Decades of rapid technological change and policies have concentrated economic gains in the upper tiers, and income inequality has reached 100-year highs. But political trends are shifting toward policy changes aimed at reducing inequality, directionally similar to the postwar, "Great Compression" era. This may include broad public investments, a more progressive tax regime, and greater support for low- and middle income workers.
After nearly $3 trillion of emergency stimulus this past fiscal year, the 2021 fiscal deficit may once again reach the 2020 peacetime record, but less fiscal support is likely next year. If enacted, Biden administration proposals for investment in infrastructure and other areas, funded partially via higher taxes on corporations and high-income individuals, likely would add a pro-growth flavor to the near-term policy mix.
The dramatic worldwide rise in public and private debt in recent decades reflects monetary and fiscal policymakers' proclivity to use low interest rates and government support in an attempt to boost growth rates. While technology and other factors have kept inflation in check, we believe greater policy experimentation and "peak globalization" trends will eventually cause long-term inflation to rise faster than expected.
Asset markets: Rotation toward large cap and growth stocks during Q2
Riskier asset classes rallied and ended the first half of 2021 with strong, broad-based returns, but Q2 experienced a different leadership tone than the prior 2 quarters. Large cap US growth stocks, including the technology and communication services sectors, led the gainers. The drop in bond yields boosted fixed income returns across almost all categories and may also have contributed to strong gains for real estate equities.
Trailing earnings growth moved to positive territory on a year-over-year basis after contracting for more than a year across all major global markets. Forward expectations indicate analysts believe earnings will continue to push higher over the next 12 months, with double-digit growth rates anticipated in all regions, led by emerging markets.

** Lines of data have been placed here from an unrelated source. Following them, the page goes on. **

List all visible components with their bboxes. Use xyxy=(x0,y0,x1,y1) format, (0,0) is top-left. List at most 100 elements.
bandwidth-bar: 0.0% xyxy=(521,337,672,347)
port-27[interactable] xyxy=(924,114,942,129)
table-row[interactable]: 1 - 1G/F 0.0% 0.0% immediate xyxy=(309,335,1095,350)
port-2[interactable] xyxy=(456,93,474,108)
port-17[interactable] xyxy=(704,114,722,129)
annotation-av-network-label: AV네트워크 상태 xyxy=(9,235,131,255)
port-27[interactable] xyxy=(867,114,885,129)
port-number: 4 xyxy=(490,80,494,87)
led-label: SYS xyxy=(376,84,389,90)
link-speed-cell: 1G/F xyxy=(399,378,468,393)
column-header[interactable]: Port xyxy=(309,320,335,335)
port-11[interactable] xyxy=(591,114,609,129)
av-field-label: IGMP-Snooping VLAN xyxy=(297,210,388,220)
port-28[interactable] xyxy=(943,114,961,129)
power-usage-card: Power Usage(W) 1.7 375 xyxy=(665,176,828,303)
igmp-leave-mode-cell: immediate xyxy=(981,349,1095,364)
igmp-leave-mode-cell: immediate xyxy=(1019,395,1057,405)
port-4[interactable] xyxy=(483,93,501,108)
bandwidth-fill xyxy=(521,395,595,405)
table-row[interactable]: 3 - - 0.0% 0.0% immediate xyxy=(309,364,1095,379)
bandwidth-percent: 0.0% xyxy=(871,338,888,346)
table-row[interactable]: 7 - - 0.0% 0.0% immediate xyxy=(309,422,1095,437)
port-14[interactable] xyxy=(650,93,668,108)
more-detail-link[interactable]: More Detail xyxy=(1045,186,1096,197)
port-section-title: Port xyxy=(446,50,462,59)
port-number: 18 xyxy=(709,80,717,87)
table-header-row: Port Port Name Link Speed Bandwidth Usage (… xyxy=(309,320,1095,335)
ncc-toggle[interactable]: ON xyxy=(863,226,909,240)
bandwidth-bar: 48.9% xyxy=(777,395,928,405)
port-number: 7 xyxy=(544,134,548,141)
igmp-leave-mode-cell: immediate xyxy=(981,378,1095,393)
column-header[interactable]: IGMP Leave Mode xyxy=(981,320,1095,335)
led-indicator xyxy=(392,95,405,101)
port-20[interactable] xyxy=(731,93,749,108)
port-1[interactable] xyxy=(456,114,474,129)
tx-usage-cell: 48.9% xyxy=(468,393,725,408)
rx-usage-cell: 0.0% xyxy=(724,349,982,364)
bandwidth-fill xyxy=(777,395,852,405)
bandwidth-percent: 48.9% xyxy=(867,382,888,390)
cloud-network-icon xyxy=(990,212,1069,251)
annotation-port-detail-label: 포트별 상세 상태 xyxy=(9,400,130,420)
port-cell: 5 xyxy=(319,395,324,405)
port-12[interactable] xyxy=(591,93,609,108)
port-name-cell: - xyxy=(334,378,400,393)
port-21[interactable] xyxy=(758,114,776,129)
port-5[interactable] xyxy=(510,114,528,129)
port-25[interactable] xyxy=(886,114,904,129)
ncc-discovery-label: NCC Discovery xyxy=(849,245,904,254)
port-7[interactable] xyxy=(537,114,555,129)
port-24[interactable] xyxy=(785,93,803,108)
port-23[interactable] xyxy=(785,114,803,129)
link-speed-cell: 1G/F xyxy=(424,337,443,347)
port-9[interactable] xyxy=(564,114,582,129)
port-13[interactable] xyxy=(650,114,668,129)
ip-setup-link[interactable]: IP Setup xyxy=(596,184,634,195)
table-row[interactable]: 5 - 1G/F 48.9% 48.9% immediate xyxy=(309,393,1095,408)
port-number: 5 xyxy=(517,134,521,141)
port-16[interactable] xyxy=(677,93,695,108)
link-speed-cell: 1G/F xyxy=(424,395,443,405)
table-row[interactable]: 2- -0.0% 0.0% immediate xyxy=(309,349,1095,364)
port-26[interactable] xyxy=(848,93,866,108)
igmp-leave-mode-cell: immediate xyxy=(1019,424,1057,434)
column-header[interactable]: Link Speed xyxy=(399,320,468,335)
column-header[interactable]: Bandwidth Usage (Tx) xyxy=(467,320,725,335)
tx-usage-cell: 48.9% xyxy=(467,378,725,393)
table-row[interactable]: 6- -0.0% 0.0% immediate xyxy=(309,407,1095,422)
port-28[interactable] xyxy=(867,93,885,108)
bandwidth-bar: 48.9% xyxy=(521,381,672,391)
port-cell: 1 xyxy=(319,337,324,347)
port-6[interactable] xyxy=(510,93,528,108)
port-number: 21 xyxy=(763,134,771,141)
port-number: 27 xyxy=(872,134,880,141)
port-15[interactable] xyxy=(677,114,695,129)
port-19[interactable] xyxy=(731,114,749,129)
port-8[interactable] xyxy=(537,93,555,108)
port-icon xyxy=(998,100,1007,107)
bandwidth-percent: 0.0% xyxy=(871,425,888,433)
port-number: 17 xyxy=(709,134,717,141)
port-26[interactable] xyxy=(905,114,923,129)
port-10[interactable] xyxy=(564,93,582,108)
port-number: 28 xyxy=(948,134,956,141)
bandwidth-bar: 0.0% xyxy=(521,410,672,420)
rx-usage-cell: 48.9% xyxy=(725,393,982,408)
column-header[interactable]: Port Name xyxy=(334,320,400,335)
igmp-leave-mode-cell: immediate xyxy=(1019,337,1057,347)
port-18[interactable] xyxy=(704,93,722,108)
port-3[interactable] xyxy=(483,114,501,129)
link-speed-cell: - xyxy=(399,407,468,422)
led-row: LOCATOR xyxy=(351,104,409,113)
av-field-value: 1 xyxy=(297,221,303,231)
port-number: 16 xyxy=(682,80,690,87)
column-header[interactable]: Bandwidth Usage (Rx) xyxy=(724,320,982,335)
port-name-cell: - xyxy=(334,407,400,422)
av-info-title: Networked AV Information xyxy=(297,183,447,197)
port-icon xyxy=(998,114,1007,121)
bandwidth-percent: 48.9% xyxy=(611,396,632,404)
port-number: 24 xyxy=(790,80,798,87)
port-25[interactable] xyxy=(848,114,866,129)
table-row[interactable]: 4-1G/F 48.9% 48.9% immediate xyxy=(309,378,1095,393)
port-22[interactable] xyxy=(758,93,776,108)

Global equity valuations ticked modestly lower during Q2 amid the strong earnings rebound, but their trailing price-to-earnings (P/E) ratios remained elevated relative to their historical averages. US valuations are particularly rich, even when incorporating next 12-month earnings projections. The US dollar also remains somewhat expensive. Forward-looking P/E ratios for developed- and emerging-market valuations are expected to fall below their long-term historical averages.
Due in part to robust financial and monetary liquidity conditions, longer-term Treasury bond yields ticked down during Q2. Inflation expectations remained near multiyear highs, but real yields dropped and erased much of their Q1 rise. Nominal yields were still roughly 100 basis points higher than the all-time lows reached in mid-2020, but extraordinary global monetary policies are likely contributing to the persistence of negative real Treasury yields. Corporate spreads dropped further during Q2 and finished the quarter at some of their tightest levels in recent history.
The business cycle can be a critical determinant of asset performance over the intermediate term. Stocks have consistently performed better earlier in the cycle, whereas bonds tend to outperform during recession. While we believe a business cycle approach to actively managed asset allocation can add value, portfolio returns are expected to even out over the long term (20 years), regardless of the starting point of the cycle phase.
- Views expressed are as of the date indicated, based on the information available at that time, and may change based on market and other conditions. Unless otherwise noted, the opinions provided are those of the authors and not necessarily those of Fidelity Investments or its affiliates. Fidelity does not assume any duty to update any of the information.